I'm not a networking expert or anything [lucky when it gets down to this kind 
of problem I can pass off to a friend of mine who is] but the basic idea of how 
this is working is....


OpenVPN makes a tap devices when you connect to Endian that tap [/dev/tap1] is 
connected to the bridge device [/dev/br0] of the green network. The Bridge sees 
all traffic that passes across the ethernet interface [eth0]. So when a packet 
  that is for the openvpn client hits the br0 device it gets forwarded to the 
tap1 device and down the tunnel to you. [This works because Endian is setup to 
forward packets like a router.]

Knowing that how you can do a little debugging with tcpdump.

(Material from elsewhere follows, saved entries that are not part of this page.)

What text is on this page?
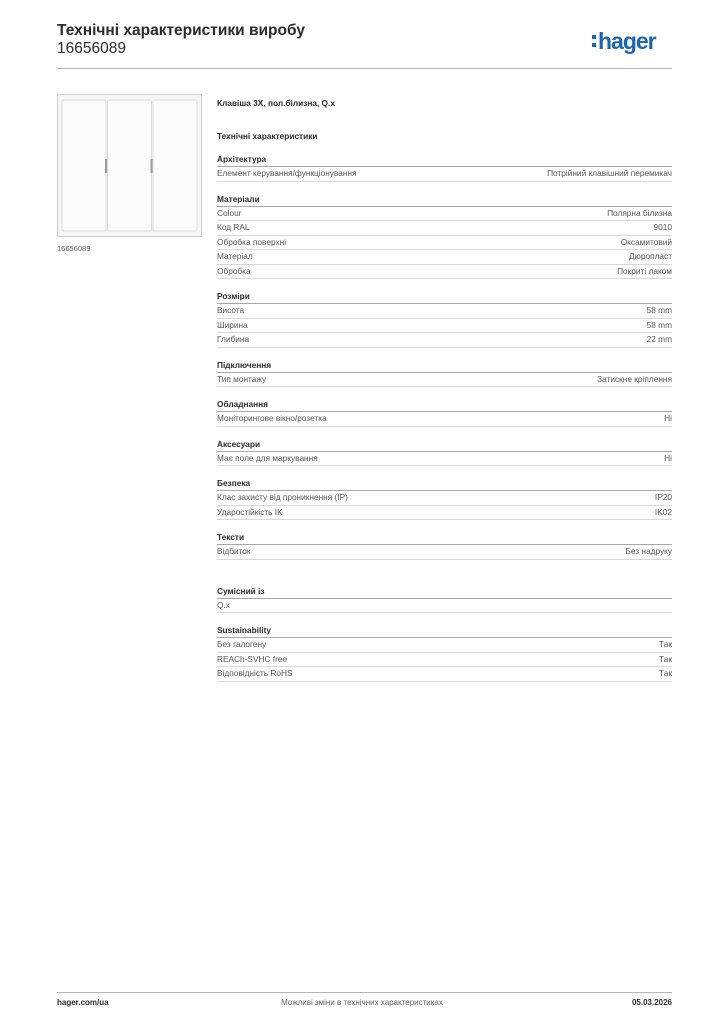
Технічні характеристики виробу
16656089	hager
16656089
Клавіша 3X, пол.білизна, Q.x
Технічні характеристики
Архітектура
Елемент керування/функціонування	Потрійний клавішний перемикач
Матеріали
Colour	Полярна білизна
Код RAL	9010
Обробка поверхні	Оксамитовий
Матеріал	Дюропласт
Обробка	Покриті лаком
Розміри
Висота	58 mm
Ширина	58 mm
Глибина	22 mm
Підключення
Тип монтажу	Затискне кріплення
Обладнання
Моніторингове вікно/розетка	Ні
Аксесуари
Має поле для маркування	Ні
Безпека
Клас захисту від проникнення (IP)	IP20
Ударостійкість IK	IK02
Тексти
Відбиток	Без надруку
Сумісний із
Q.x
Sustainability
Без галогену	Так
REACh-SVHC free	Так
Відповідність RoHS	Так
hager.com/ua	Можливі зміни в технічних характеристиках	05.03.2026
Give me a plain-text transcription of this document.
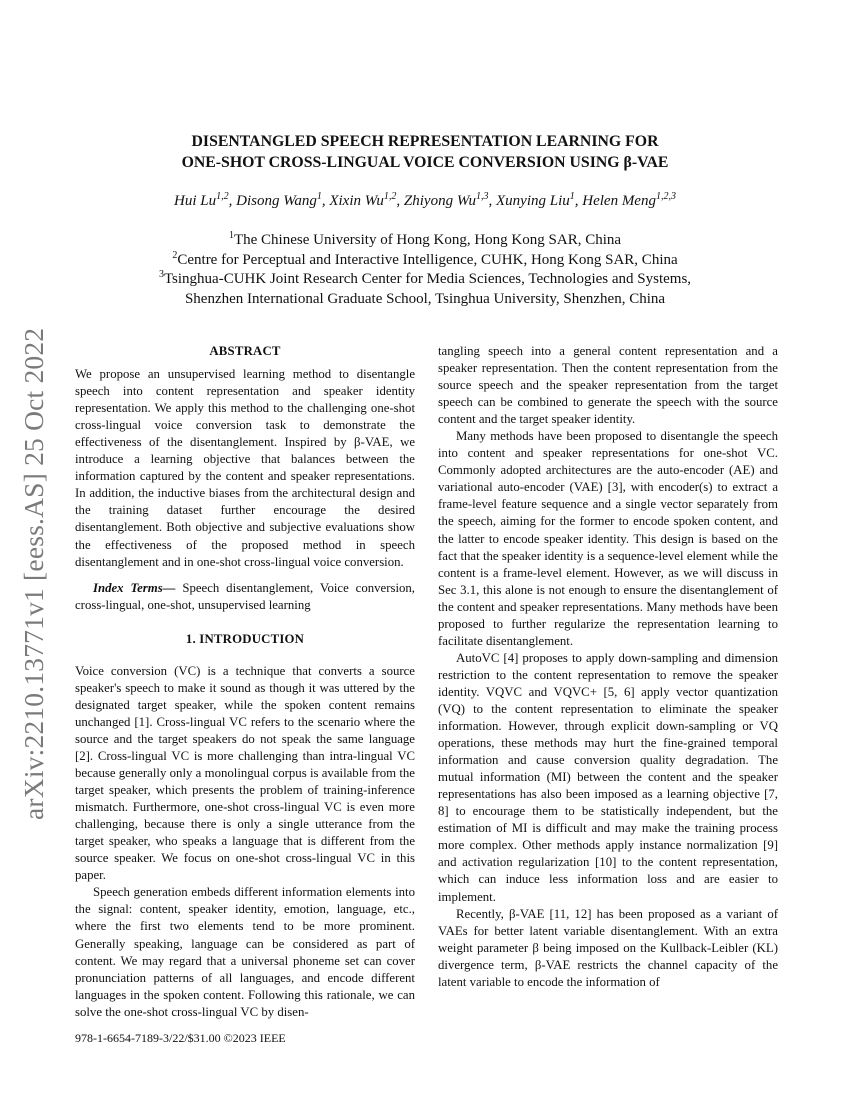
arXiv:2210.13771v1 [eess.AS] 25 Oct 2022
DISENTANGLED SPEECH REPRESENTATION LEARNING FOR
ONE-SHOT CROSS-LINGUAL VOICE CONVERSION USING β-VAE
Hui Lu$^{1,2}$, Disong Wang$^1$, Xixin Wu$^{1,2}$, Zhiyong Wu$^{1,3}$, Xunying Liu$^1$, Helen Meng$^{1,2,3}$
$^1$The Chinese University of Hong Kong, Hong Kong SAR, China
$^2$Centre for Perceptual and Interactive Intelligence, CUHK, Hong Kong SAR, China
$^3$Tsinghua-CUHK Joint Research Center for Media Sciences, Technologies and Systems,
Shenzhen International Graduate School, Tsinghua University, Shenzhen, China
ABSTRACT

We propose an unsupervised learning method to disentangle speech into content representation and speaker identity representation. We apply this method to the challenging one-shot cross-lingual voice conversion task to demonstrate the effectiveness of the disentanglement. Inspired by β-VAE, we introduce a learning objective that balances between the information captured by the content and speaker representations. In addition, the inductive biases from the architectural design and the training dataset further encourage the desired disentanglement. Both objective and subjective evaluations show the effectiveness of the proposed method in speech disentanglement and in one-shot cross-lingual voice conversion.

Index Terms— Speech disentanglement, Voice conversion, cross-lingual, one-shot, unsupervised learning

1. INTRODUCTION

Voice conversion (VC) is a technique that converts a source speaker's speech to make it sound as though it was uttered by the designated target speaker, while the spoken content remains unchanged [1]. Cross-lingual VC refers to the scenario where the source and the target speakers do not speak the same language [2]. Cross-lingual VC is more challenging than intra-lingual VC because generally only a monolingual corpus is available from the target speaker, which presents the problem of training-inference mismatch. Furthermore, one-shot cross-lingual VC is even more challenging, because there is only a single utterance from the target speaker, who speaks a language that is different from the source speaker. We focus on one-shot cross-lingual VC in this paper.

Speech generation embeds different information elements into the signal: content, speaker identity, emotion, language, etc., where the first two elements tend to be more prominent. Generally speaking, language can be considered as part of content. We may regard that a universal phoneme set can cover pronunciation patterns of all languages, and encode different languages in the spoken content. Following this rationale, we can solve the one-shot cross-lingual VC by disen-

tangling speech into a general content representation and a speaker representation. Then the content representation from the source speech and the speaker representation from the target speech can be combined to generate the speech with the source content and the target speaker identity.

Many methods have been proposed to disentangle the speech into content and speaker representations for one-shot VC. Commonly adopted architectures are the auto-encoder (AE) and variational auto-encoder (VAE) [3], with encoder(s) to extract a frame-level feature sequence and a single vector separately from the speech, aiming for the former to encode spoken content, and the latter to encode speaker identity. This design is based on the fact that the speaker identity is a sequence-level element while the content is a frame-level element. However, as we will discuss in Sec 3.1, this alone is not enough to ensure the disentanglement of the content and speaker representations. Many methods have been proposed to further regularize the representation learning to facilitate disentanglement.

AutoVC [4] proposes to apply down-sampling and dimension restriction to the content representation to remove the speaker identity. VQVC and VQVC+ [5, 6] apply vector quantization (VQ) to the content representation to eliminate the speaker information. However, through explicit down-sampling or VQ operations, these methods may hurt the fine-grained temporal information and cause conversion quality degradation. The mutual information (MI) between the content and the speaker representations has also been imposed as a learning objective [7, 8] to encourage them to be statistically independent, but the estimation of MI is difficult and may make the training process more complex. Other methods apply instance normalization [9] and activation regularization [10] to the content representation, which can induce less information loss and are easier to implement.

Recently, β-VAE [11, 12] has been proposed as a variant of VAEs for better latent variable disentanglement. With an extra weight parameter β being imposed on the Kullback-Leibler (KL) divergence term, β-VAE restricts the channel capacity of the latent variable to encode the information of

978-1-6654-7189-3/22/$31.00 ©2023 IEEE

First connect from your client into Endian. Then ssh into endian as root start 
a tcpdump like so

tcpdump -i br0 | grep '<vpnclient>'

where vpnclient is either the IP address or the hostname if you have /etc/hosts 
entries that will translate this.

Now ping from the Client into the network. You should see traffic ICMP request 
and replies. If you see only requests it means the ping goes out the bridge but 
never makes it back. If you have a Unix box on the green network you can 
tcpdump on it also grepping for the vpnclient and see if the traffic makes it 
that far or not.

Another useful thing to check is the ARP cache. On your client you can type 
"Arp -a" to see if you have the MAC address of the host you are trying to ping. 
You should, if not then the arp reply never got back down the tunnel. You can 
arp -a on endian also to see the arp address of the tap IP.

With that information you can at least make guess as to what is going on. In my 
case we see the traffic going out the bridge and getting to the host in the 
green network, and the traffic leaving the host in the green network but never 
making it back to Endian. [Tcpdump puts your device into promiscuous mode so 
all traffic on the line is shown.] So I'm pretty sure that Endian is not the 
problem and something in the internal network is messing things up.

Hope that helps, like I said when we solve this I'll post it however it is 
likely to be an obscure problem related to Cisco Switches.